Oggi il 24 aprile è celebrato in molti paesi come giorno della memoria: sono però appena 21 gli stati (tra cui l’Italia) a riconoscere il genocidio armeno. In Turchia, nonostante l’islamismo “moderato” di Erdogan stia gradualmente smantellando lo stato laico voluto da Atatürk, diretto erede dei “giovani turchi” e dell’esercito nazionalista che nel ’22 pose fine alla presenza di tutte le minoranze in Anatolia, parlare della questione armena può significare ancora oggi perdere il lavoro oppure subire ostracismo, violenze e spesso anche la galera.

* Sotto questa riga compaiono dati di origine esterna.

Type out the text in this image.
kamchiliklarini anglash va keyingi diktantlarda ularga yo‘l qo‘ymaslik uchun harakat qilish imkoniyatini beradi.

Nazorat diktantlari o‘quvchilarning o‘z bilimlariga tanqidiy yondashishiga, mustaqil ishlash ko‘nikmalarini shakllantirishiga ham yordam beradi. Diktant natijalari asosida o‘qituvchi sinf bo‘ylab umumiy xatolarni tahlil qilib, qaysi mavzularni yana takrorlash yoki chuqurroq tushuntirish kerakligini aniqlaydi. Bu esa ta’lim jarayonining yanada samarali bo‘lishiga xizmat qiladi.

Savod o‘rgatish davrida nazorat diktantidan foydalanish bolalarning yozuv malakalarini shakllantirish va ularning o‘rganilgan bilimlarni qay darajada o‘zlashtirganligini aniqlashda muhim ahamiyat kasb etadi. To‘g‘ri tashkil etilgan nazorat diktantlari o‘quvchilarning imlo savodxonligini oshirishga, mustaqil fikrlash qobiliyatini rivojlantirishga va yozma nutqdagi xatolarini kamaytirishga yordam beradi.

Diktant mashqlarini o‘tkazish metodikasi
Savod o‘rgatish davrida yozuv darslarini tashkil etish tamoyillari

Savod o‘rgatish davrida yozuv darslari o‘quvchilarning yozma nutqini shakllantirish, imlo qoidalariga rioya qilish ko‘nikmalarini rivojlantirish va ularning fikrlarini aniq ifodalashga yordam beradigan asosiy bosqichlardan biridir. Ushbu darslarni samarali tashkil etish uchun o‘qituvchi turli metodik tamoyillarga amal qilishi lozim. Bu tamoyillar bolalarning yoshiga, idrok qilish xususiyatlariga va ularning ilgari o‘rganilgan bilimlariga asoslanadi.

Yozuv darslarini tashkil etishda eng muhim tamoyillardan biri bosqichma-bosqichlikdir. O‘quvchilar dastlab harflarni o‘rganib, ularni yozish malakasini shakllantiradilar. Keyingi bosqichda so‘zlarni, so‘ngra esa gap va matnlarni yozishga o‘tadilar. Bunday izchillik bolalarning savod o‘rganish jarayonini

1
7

Lo testimoniano le minacce allo scrittore Oran Pamuk; per gli altri, non protetti dal prestigio del premio Nobel, la vita può essere ancora più dura. È il caso dell’editore turco Ragıp Zarakolu, che da anni entra ed esce di prigione per il semplice fatto di provare a pubblicare dei libri sul genocidio armeno, e che nel 2001 ha ricevuto a Padova il “Premio dei Giusti del Mondo”. In Turchia insomma, a dispetto dell’obiettivo di entrare nell’Unione Europea, vige ancora un ferreo negazionismo di stato, protetto dal famigerato articolo 301 del codice penale turco che punisce qualsiasi “offesa” diretta contro il paese o il governo. 

“L’importanza del genocidio armeno è che per la prima volta viene messa in atto questa efferata modalità di sterminio, con influenze dimostrate anche sulla successiva ideologia nazista” conclude la Arslan. Limitarsi a dire ‘mai più’ è inutile: “Pensiamo al Ruanda: purtroppo è sempre possibile che a questi drammi si ripetano. Per questo tento di far capire soprattutto ai ragazzi che in ognuno di noi c’è il germe del male e la possibilità del bene. Spetta a noi il compito di scegliere”. E di restare o meno attenti alle voci degli innocenti che continuano a levarsi, ogni giorno in più parti del mondo.